Islam menjaga keamanan jiwa manusia hingga
pada tempat yang paling aman sekalipun, seperti masjid-masjid. Rasulullâh
shollallahu ‘alaihi wa ‘ala alihi wa sallam bersabda,
إِذَا مَرَّ
أَحَدُكُمْ فِيْ مَسْجِدِنَا أَوْ فِيْ سُوْقِنَا وَمَعَهُ نَبْلٌ فَلْيُمْسِكْ
عَلَى نِصَالِهَا أَوْ قَالَ فَلْيَقْبِضْ بِكَفِّهِ أَنْ يُصِيْبَ أَحَدًا مِنَ
الْمُسْلِمِيْنَ مِنْهَا شَيْءٌ
Apabila salah seorang dari kalian berlalu di
mesjid kami atau di pasar kami dangan membawa tombak, maka hendaknya ia
memegang ujungnya, –atau beliau berkata- hendaknya ia menggenggam dengan
tangannya, agar tidak ada sesuatupun dari senjata-senjata tersebut yang menimpa
salah seorang dari kaum muslimin.”
Memunculkan ketakutan di tengah kaum muslimin adalah hal
yang terlarang dalam syari’at Islam. Rasulullâh shollallâhu ‘alaihi wa ‘ala
alihi wa sallam bersabda,
لَا يُشِيْرُ أَحَدُكُمْ عَلَى أَخِيْهِ
بِالسِّلَاحِ فَإِنَّهُ لَا يَدْرِيْ لَعَلَّ الشَّيْطَانَ يَنْزِعُ فِيْ يَدِهِ
فَيَقَعُ فِيْ حُفْرَةٍ مِنَ النَّارِ
Janganlah salah seorang dari kalian
mengisyaratkan kepada saudaranya dengan senjata karena ia tidak mengetahui
jangan-jangan Syaithon mencelakakannya dengan sebab tangannya sehingga ia
terjerumus ke dalam jurang neraka.”
Syari’at ini telah mengharamkan atas setiap
muslim untuk berisyarat dengan suatu jenis senjata kepada saudaranya seislam,
walaupun hanya bercanda. Rasulullâh shollallâhu ‘alaihi wa ‘ala alihi wa sallam
bersabda,
مَنْ أَشَارَ
إِلَى أَخِيْهِ بِحَدِيْدَةٍ فَإِنَّ الْمَلَائِكَةَ تَلْعَنُهُ حَتَّى يَدَعَهُ
وَإِنْ كَانَ أَخَاهُ لِأَبِيْهِ وَأُمِّهِ
Barang siapa yang berisyarat kepada saudaranya
dengan sebuah besi, maka sesungguhnya Malaikat melaknatnya hingga ia
meninggalkannya, walaupun ia adalah saudaranya sebapak dan seibu.

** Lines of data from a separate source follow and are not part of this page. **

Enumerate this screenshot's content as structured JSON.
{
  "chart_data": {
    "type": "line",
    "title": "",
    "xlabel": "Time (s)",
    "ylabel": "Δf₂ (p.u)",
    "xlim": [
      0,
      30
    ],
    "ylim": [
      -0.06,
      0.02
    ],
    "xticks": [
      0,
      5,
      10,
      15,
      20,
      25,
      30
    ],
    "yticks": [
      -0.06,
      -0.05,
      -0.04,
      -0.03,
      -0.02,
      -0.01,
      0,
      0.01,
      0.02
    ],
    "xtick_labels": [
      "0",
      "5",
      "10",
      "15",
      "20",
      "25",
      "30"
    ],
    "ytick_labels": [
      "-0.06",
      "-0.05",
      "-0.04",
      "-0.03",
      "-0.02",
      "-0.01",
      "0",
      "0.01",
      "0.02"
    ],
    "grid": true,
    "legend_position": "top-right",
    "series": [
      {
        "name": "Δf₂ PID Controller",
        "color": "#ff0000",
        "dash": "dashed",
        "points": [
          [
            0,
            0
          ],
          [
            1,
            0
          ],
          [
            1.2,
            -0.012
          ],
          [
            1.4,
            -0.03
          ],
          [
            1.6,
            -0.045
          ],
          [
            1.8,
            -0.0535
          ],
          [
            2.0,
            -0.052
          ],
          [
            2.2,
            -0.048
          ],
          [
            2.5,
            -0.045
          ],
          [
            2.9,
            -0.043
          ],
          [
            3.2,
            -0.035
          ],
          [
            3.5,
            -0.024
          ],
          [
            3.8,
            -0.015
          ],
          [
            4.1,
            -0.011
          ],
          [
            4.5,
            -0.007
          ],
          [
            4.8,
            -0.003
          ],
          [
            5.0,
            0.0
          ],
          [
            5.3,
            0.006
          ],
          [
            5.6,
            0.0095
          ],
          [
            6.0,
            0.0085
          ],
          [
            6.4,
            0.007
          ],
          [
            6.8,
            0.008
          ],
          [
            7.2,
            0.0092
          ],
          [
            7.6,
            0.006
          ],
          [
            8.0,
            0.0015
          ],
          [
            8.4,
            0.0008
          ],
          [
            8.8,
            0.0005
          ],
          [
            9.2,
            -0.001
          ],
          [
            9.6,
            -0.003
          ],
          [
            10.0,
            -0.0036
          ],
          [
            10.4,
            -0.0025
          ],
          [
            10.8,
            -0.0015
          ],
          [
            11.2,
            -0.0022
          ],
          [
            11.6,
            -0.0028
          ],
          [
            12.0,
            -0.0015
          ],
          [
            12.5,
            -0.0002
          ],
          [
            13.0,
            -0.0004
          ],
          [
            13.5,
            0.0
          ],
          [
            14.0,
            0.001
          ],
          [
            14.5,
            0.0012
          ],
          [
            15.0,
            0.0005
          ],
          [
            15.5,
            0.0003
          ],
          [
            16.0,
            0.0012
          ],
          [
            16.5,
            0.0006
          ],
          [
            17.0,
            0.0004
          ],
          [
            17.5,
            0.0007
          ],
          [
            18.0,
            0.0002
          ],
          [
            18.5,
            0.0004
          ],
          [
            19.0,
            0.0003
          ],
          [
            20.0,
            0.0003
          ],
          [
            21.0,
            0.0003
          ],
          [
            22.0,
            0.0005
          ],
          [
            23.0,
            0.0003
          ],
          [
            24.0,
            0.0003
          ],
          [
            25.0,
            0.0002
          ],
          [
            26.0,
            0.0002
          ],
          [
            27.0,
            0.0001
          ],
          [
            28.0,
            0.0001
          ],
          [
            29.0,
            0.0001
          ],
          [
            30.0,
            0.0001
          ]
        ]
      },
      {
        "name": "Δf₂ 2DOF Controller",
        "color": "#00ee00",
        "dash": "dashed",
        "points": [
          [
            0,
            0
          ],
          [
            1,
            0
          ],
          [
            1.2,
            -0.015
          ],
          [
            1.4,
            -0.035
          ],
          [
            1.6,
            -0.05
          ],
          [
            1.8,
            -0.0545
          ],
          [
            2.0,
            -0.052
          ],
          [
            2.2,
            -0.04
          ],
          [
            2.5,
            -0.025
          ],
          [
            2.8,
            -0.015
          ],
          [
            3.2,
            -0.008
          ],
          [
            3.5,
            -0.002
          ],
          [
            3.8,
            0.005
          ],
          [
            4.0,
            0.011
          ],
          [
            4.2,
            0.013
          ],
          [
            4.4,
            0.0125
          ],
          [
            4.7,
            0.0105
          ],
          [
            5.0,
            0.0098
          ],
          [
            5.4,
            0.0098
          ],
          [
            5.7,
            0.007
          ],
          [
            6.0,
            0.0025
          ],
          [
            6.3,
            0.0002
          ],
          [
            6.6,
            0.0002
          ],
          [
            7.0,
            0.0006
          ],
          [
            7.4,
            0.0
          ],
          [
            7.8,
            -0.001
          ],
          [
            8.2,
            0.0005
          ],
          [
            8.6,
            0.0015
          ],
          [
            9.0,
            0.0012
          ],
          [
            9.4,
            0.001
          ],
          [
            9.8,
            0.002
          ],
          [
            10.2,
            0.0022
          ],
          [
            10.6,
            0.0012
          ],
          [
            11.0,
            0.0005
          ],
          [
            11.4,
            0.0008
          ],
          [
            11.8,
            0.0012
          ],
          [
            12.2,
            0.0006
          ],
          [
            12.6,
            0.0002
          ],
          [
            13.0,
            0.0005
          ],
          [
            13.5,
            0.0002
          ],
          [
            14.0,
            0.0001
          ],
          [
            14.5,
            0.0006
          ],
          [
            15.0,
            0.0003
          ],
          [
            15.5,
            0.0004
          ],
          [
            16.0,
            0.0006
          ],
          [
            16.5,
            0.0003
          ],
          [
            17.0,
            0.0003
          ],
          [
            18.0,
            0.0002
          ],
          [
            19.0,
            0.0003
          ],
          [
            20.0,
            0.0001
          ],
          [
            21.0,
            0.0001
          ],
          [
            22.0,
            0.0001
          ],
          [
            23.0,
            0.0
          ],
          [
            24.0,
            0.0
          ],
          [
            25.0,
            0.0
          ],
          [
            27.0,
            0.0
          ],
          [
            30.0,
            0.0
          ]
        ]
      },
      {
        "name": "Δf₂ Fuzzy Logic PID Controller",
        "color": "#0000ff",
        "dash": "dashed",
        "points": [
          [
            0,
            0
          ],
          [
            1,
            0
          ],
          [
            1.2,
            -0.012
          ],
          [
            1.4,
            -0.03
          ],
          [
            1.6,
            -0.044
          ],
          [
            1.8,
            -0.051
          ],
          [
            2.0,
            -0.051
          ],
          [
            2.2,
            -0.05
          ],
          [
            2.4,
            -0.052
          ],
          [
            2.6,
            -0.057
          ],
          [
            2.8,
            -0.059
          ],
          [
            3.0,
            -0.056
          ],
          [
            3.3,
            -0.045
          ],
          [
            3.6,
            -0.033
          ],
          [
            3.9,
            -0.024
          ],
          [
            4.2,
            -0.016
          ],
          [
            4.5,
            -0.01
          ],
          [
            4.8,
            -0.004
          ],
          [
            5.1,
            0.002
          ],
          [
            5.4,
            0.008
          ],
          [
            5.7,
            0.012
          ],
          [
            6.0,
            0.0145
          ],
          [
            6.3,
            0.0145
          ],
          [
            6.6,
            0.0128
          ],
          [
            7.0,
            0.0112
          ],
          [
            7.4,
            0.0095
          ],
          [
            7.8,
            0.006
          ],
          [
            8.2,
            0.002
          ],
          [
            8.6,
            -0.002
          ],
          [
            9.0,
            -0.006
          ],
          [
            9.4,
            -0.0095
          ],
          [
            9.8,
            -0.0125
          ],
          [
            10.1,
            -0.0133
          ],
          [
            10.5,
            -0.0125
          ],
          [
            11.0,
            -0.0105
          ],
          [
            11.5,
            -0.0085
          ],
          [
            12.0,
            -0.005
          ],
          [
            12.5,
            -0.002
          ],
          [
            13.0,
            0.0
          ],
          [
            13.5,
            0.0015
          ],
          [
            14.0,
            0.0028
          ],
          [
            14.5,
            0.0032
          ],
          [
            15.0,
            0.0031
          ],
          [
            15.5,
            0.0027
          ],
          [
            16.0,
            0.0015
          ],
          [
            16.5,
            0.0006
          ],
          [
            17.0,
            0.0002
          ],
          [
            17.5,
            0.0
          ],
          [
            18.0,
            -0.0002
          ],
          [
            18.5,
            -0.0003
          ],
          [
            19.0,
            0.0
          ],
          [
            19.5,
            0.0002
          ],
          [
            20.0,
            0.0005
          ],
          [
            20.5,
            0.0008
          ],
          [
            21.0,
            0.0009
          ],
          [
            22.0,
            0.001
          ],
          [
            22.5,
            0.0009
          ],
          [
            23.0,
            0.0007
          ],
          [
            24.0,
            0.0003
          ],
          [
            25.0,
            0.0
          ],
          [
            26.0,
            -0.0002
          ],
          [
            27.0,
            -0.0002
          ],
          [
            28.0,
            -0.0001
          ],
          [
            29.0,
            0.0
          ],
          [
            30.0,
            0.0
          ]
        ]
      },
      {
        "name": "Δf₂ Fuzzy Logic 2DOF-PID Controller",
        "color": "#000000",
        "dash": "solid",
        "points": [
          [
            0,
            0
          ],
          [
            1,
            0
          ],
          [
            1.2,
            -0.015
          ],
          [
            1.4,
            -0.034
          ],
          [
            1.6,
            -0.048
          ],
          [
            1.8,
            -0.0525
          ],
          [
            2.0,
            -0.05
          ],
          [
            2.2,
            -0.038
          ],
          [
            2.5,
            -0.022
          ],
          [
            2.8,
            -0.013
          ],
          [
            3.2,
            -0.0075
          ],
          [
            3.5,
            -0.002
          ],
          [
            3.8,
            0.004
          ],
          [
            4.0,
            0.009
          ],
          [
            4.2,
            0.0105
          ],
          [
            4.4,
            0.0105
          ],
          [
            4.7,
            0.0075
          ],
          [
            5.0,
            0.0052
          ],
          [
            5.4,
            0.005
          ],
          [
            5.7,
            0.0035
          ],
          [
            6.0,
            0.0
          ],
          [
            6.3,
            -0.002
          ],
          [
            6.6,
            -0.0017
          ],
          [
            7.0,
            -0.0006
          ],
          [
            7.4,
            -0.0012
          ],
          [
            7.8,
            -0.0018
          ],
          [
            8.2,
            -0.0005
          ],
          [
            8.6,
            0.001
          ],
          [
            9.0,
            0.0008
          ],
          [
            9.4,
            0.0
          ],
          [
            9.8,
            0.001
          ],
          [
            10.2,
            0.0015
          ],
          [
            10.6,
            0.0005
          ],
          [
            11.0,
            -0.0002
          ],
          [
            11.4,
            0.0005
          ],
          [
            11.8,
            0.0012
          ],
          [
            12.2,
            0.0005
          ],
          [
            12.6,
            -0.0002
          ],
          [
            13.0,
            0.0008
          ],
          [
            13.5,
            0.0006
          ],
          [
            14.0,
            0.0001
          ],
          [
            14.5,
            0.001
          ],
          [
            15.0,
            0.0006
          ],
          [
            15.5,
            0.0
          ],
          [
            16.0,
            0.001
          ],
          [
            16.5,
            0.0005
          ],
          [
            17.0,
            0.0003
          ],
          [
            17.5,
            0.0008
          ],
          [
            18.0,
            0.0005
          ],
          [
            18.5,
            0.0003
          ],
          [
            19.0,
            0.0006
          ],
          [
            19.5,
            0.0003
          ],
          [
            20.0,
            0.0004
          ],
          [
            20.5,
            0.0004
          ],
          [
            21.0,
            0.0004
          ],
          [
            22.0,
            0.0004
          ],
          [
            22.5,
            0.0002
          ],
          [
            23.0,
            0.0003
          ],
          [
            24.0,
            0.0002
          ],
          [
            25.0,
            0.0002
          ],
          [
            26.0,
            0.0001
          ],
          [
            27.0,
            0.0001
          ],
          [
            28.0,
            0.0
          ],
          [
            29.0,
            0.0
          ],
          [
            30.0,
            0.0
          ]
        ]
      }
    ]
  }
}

Membuat takut seorang muslim adalah perkara
yang diharamkan dengan segala bentuknya. Nabi shollallâhu ‘alaihi wa ‘ala alihi
wa sallam bersabda,
لَا يَحِلُّ
لِمُسْلِمٍ أَنْ يُرَوِّعَ مُسْلِمًا
Tidak halal bagi seorang muslim membuat
takut muslim yang lain.
Nabi shollallâhu ‘alaihi wa ‘ala alihi wa
sallam bersabda,
مَنْ حَمَلَ
عَلَيْنَا السِّلَاحَ فَلَيْسَ مِنَّا
Barang siapa yang
mengangkat senjata terhadap kami, maka ia bukan dari golongan kami.”
Beliau juga menegaskan,
سِبَابُ
الْمُسْلِمِ فُسُوْقٌ وَقِتَالُهُ كُفْرٌ
Mencela seorang muslim adalah kefasikan dan
membunuhnya adalah kekufuran.”
Nabi shollallâhu ‘alaihi wa ‘ala alihi wa
sallam bersabda,
الْمُسْلِمُ
مَنْ سَلِمَ الْمُسْلِمُوْنَ مِنْ لِسَانِهِ وَيَدِهِ
Seorang muslim adalah orang yang kaum
muslimin (lainnya) selamat dari gangguan lisan dan tangannya.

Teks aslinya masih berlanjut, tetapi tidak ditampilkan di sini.